Sunny Day

Sunny Day

Tuesday, January 29, 2013

Juna, My Little Teenager Or Getting Through The Twos

About four months ago, at about 26 months, my Juna hit the "terrible" twos, or more appropriately, the extremely challenging and difficult, yet totally amazing, awe-inspiring twos.  I don't remember being two myself, but having been a teenager and a teacher, I'll venture to guess that this year is much like having a new teenager... the struggling for independence, inability to communicate frustrations without screaming, the need for silent, yet intense support and understanding are most intense at these two stages of life.  However, for Juna this is all new, she has neither the skills or experience that a teen has, although they often resort back to babyhood and are unable to draw from that skill pool or rely on previous experience.  This is not surprising, considering these are the two stages when the most brain development occurs.

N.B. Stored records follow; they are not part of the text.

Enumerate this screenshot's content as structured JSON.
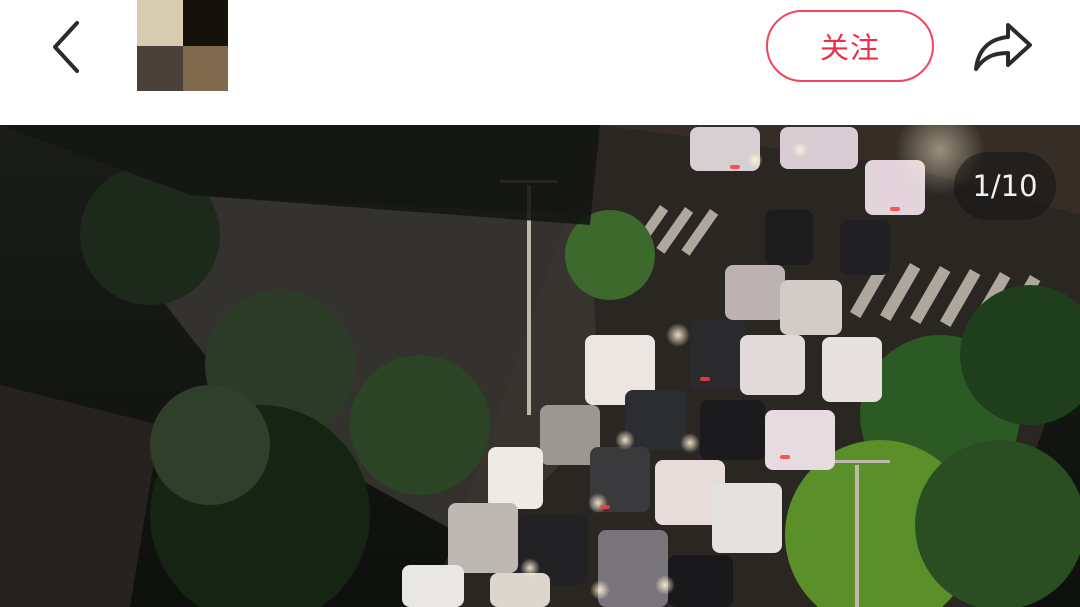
{
  "header": {
    "follow_label": "关注",
    "back_icon": "chevron-left-icon",
    "share_icon": "share-arrow-icon",
    "avatar_colors": [
      "#d8ccb0",
      "#15110b",
      "#4a423a",
      "#806a4e"
    ]
  },
  "image_viewer": {
    "counter": "1/10",
    "scene": "night-street-traffic-jam-photo"
  },
  "colors": {
    "accent": "#ee2e44",
    "background": "#ffffff",
    "icon": "#2b2b2b"
  }
}
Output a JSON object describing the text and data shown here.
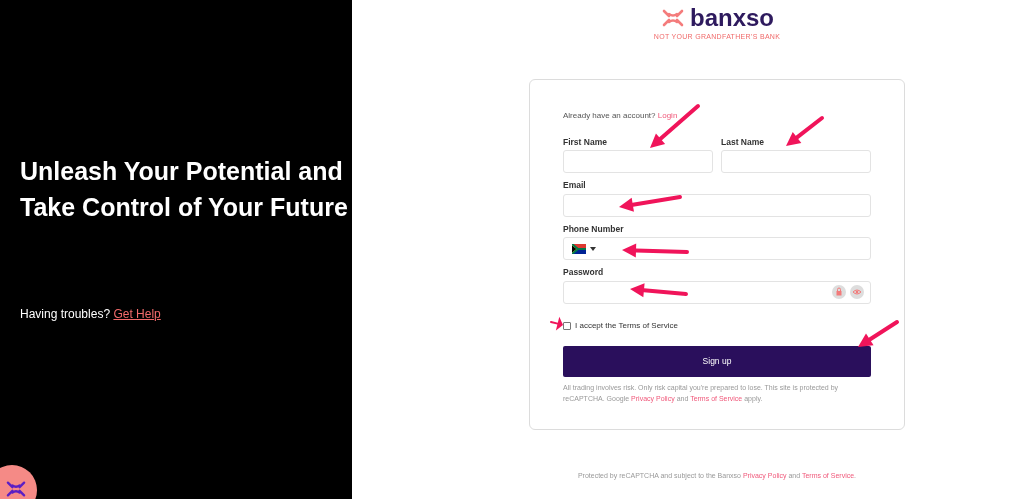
{
  "hero": {
    "heading": "Unleash Your Potential and Take Control of Your Future",
    "help_text": "Having troubles?",
    "help_link": "Get Help"
  },
  "brand": {
    "name": "banxso",
    "tagline": "NOT YOUR GRANDFATHER’S BANK"
  },
  "form": {
    "account_prompt": "Already have an account?",
    "login_link": "Login",
    "fields": [
      {
        "label": "First Name",
        "kind": "text"
      },
      {
        "label": "Last Name",
        "kind": "text"
      },
      {
        "label": "Email",
        "kind": "text"
      },
      {
        "label": "Phone Number",
        "kind": "phone"
      },
      {
        "label": "Password",
        "kind": "password"
      }
    ],
    "terms": {
      "label": "I accept the Terms of Service",
      "checked": false
    },
    "submit": "Sign up",
    "disclaimer": {
      "text": "All trading involves risk. Only risk capital you're prepared to lose. This site is protected by reCAPTCHA. Google",
      "privacy_link": "Privacy Policy",
      "joiner": "and",
      "terms_link": "Terms of Service",
      "suffix": "apply."
    }
  },
  "footer": {
    "text": "Protected by reCAPTCHA and subject to the Banxso",
    "privacy_link": "Privacy Policy",
    "joiner": "and",
    "terms_link": "Terms of Service",
    "suffix": "."
  }
}
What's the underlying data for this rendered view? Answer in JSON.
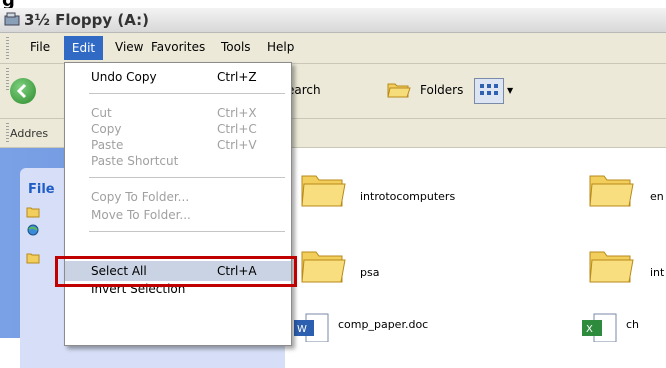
{
  "window": {
    "title": "3½ Floppy (A:)"
  },
  "menubar": {
    "items": [
      "File",
      "Edit",
      "View",
      "Favorites",
      "Tools",
      "Help"
    ]
  },
  "toolbar": {
    "search_label": "earch",
    "folders_label": "Folders"
  },
  "addressbar": {
    "label": "Addres"
  },
  "taskpane": {
    "header": "File"
  },
  "edit_menu": {
    "items": [
      {
        "label": "Undo Copy",
        "shortcut": "Ctrl+Z",
        "enabled": true
      },
      {
        "label": "Cut",
        "shortcut": "Ctrl+X",
        "enabled": false
      },
      {
        "label": "Copy",
        "shortcut": "Ctrl+C",
        "enabled": false
      },
      {
        "label": "Paste",
        "shortcut": "Ctrl+V",
        "enabled": false
      },
      {
        "label": "Paste Shortcut",
        "shortcut": "",
        "enabled": false
      },
      {
        "label": "Copy To Folder...",
        "shortcut": "",
        "enabled": false
      },
      {
        "label": "Move To Folder...",
        "shortcut": "",
        "enabled": false
      },
      {
        "label": "Select All",
        "shortcut": "Ctrl+A",
        "enabled": true,
        "highlighted": true
      },
      {
        "label": "Invert Selection",
        "shortcut": "",
        "enabled": true
      }
    ]
  },
  "files": [
    {
      "name": "introtocomputers",
      "type": "folder"
    },
    {
      "name": "en",
      "type": "folder"
    },
    {
      "name": "psa",
      "type": "folder"
    },
    {
      "name": "int",
      "type": "folder"
    },
    {
      "name": "comp_paper.doc",
      "type": "doc"
    },
    {
      "name": "ch",
      "type": "xls"
    }
  ],
  "colors": {
    "menu_highlight": "#316ac5",
    "annotation_box": "#c00000",
    "taskpane": "#7aa1e6"
  }
}
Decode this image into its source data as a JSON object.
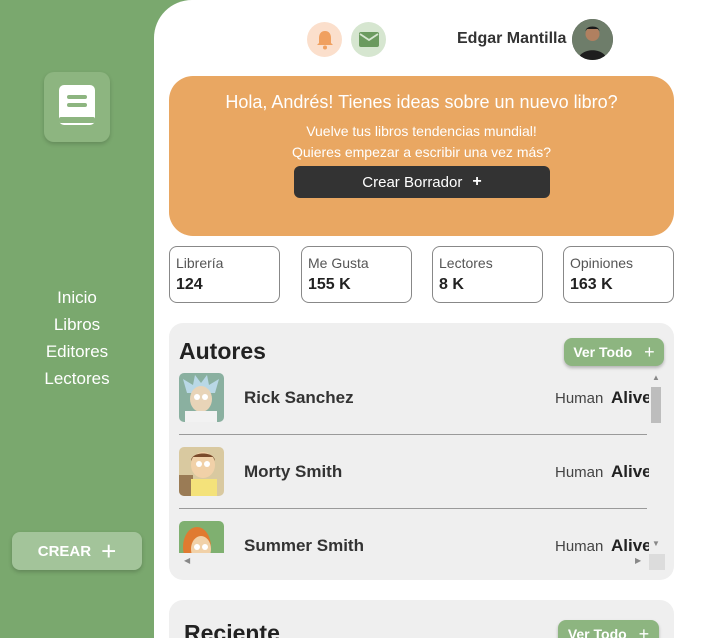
{
  "sidebar": {
    "logo_icon": "book-icon",
    "nav": [
      {
        "label": "Inicio"
      },
      {
        "label": "Libros"
      },
      {
        "label": "Editores"
      },
      {
        "label": "Lectores"
      }
    ],
    "crear_label": "CREAR",
    "crear_icon": "plus-icon"
  },
  "header": {
    "notification_icon": "bell-icon",
    "message_icon": "mail-icon",
    "user_name": "Edgar Mantilla"
  },
  "banner": {
    "title": "Hola, Andrés! Tienes ideas sobre un nuevo libro?",
    "line1": "Vuelve tus libros tendencias mundial!",
    "line2": "Quieres empezar a escribir una vez más?",
    "button_label": "Crear Borrador",
    "button_icon": "+"
  },
  "stats": [
    {
      "label": "Librería",
      "value": "124"
    },
    {
      "label": "Me Gusta",
      "value": "155 K"
    },
    {
      "label": "Lectores",
      "value": "8 K"
    },
    {
      "label": "Opiniones",
      "value": "163 K"
    }
  ],
  "authors": {
    "title": "Autores",
    "view_all": "Ver Todo",
    "items": [
      {
        "name": "Rick Sanchez",
        "species": "Human",
        "status": "Alive"
      },
      {
        "name": "Morty Smith",
        "species": "Human",
        "status": "Alive"
      },
      {
        "name": "Summer Smith",
        "species": "Human",
        "status": "Alive"
      }
    ]
  },
  "recent": {
    "title": "Reciente",
    "view_all": "Ver Todo"
  },
  "colors": {
    "sidebar": "#7aa86e",
    "accent_orange": "#e9a762",
    "button_green": "#8db580",
    "dark_button": "#333333"
  }
}
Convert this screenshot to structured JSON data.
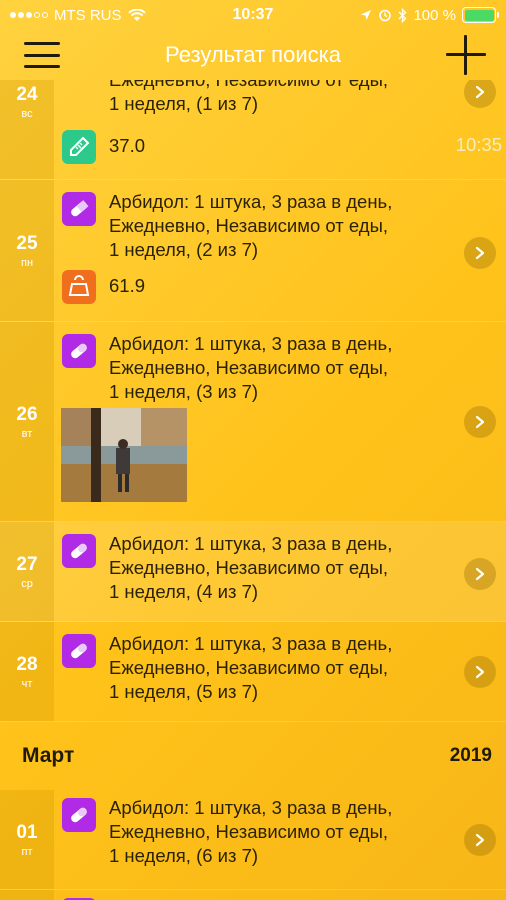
{
  "status_bar": {
    "carrier": "MTS RUS",
    "time": "10:37",
    "battery": "100 %"
  },
  "nav": {
    "title": "Результат поиска",
    "menu_icon": "hamburger-menu-icon",
    "add_icon": "plus-icon"
  },
  "days": [
    {
      "day": "24",
      "weekday": "вс",
      "entries": [
        {
          "icon": "pill-icon",
          "text": "Ежедневно, Независимо от еды,\n1 неделя, (1 из 7)"
        },
        {
          "icon": "thermometer-icon",
          "text": "37.0",
          "time": "10:35"
        }
      ]
    },
    {
      "day": "25",
      "weekday": "пн",
      "entries": [
        {
          "icon": "pill-icon",
          "text": "Арбидол: 1 штука, 3 раза в день,\nЕжедневно, Независимо от еды,\n1 неделя, (2 из 7)"
        },
        {
          "icon": "weight-icon",
          "text": "61.9"
        }
      ]
    },
    {
      "day": "26",
      "weekday": "вт",
      "entries": [
        {
          "icon": "pill-icon",
          "text": "Арбидол: 1 штука, 3 раза в день,\nЕжедневно, Независимо от еды,\n1 неделя, (3 из 7)"
        }
      ]
    },
    {
      "day": "27",
      "weekday": "ср",
      "entries": [
        {
          "icon": "pill-icon",
          "text": "Арбидол: 1 штука, 3 раза в день,\nЕжедневно, Независимо от еды,\n1 неделя, (4 из 7)"
        }
      ]
    },
    {
      "day": "28",
      "weekday": "чт",
      "entries": [
        {
          "icon": "pill-icon",
          "text": "Арбидол: 1 штука, 3 раза в день,\nЕжедневно, Независимо от еды,\n1 неделя, (5 из 7)"
        }
      ]
    },
    {
      "day": "01",
      "weekday": "пт",
      "entries": [
        {
          "icon": "pill-icon",
          "text": "Арбидол: 1 штука, 3 раза в день,\nЕжедневно, Независимо от еды,\n1 неделя, (6 из 7)"
        }
      ]
    }
  ],
  "month_header": {
    "month": "Март",
    "year": "2019"
  },
  "colors": {
    "pill": "#b12be6",
    "thermometer": "#2cc98a",
    "weight": "#f06f1f",
    "background": "#ffc21a"
  }
}
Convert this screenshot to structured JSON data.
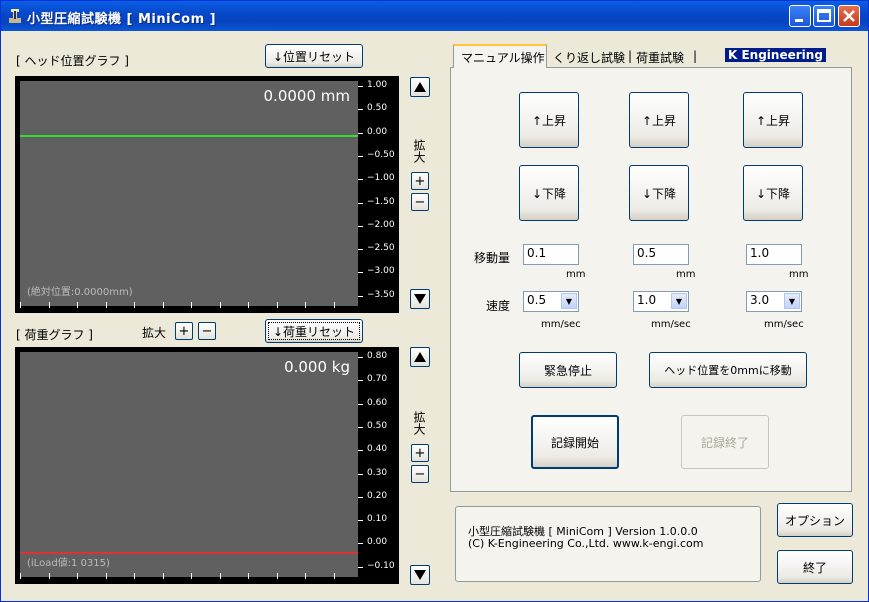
{
  "window": {
    "title": "小型圧縮試験機 [ MiniCom ]"
  },
  "head_graph": {
    "label": "[ ヘッド位置グラフ ]",
    "reset_label": "↓位置リセット",
    "readout": "0.0000 mm",
    "footer": "(絶対位置:0.0000mm)",
    "y_ticks": [
      "1.00",
      "0.50",
      "0.00",
      "−0.50",
      "−1.00",
      "−1.50",
      "−2.00",
      "−2.50",
      "−3.00",
      "−3.50"
    ],
    "line_color": "#33dd33",
    "zoom_label": "拡大"
  },
  "load_graph": {
    "label": "[ 荷重グラフ ]",
    "zoom_label": "拡大",
    "reset_label": "↓荷重リセット",
    "readout": "0.000 kg",
    "footer": "(iLoad値:1 0315)",
    "y_ticks": [
      "0.80",
      "0.70",
      "0.60",
      "0.50",
      "0.40",
      "0.30",
      "0.20",
      "0.10",
      "0.00",
      "−0.10"
    ],
    "line_color": "#dd3333"
  },
  "tabs": [
    "マニュアル操作",
    "くり返し試験",
    "荷重試験"
  ],
  "logo": "K Engineering",
  "manual": {
    "up_label": "↑上昇",
    "down_label": "↓下降",
    "move_label": "移動量",
    "speed_label": "速度",
    "columns": [
      {
        "amount": "0.1",
        "unit": "mm",
        "speed": "0.5",
        "speed_unit": "mm/sec"
      },
      {
        "amount": "0.5",
        "unit": "mm",
        "speed": "1.0",
        "speed_unit": "mm/sec"
      },
      {
        "amount": "1.0",
        "unit": "mm",
        "speed": "3.0",
        "speed_unit": "mm/sec"
      }
    ],
    "emergency_stop": "緊急停止",
    "move_to_zero": "ヘッド位置を0mmに移動",
    "record_start": "記録開始",
    "record_end": "記録終了"
  },
  "info": {
    "line1": "小型圧縮試験機 [ MiniCom ] Version 1.0.0.0",
    "line2": "(C) K-Engineering Co.,Ltd.   www.k-engi.com"
  },
  "options_label": "オプション",
  "exit_label": "終了",
  "zoom_plus": "+",
  "zoom_minus": "−"
}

And here is my sweet child, who at 24 and 25 months still had me crossing my fingers that the sweetness would last and we wouldn't fall into the depths of "terrible two-dom."  Here we are.  Trying to figure this out together, every hour of every day.  She has cried... and does several times a day (mostly when dressing herself... erg! the worst part of our day).  I have cried.  It is not a wonder that I happened to start counseling after Juna turned 2.  I highly recommend it for mothers of 2 year olds.   Juna and I have occasionally cried together.  I have spent a lot of time worrying that I am ruining her for life, or destroying the complete trust that she has in me, or wrecking our close relationship.  But like her, I've never done this before, and it's the hardest "job" I've ever had... although getting though my teenage years is a close second.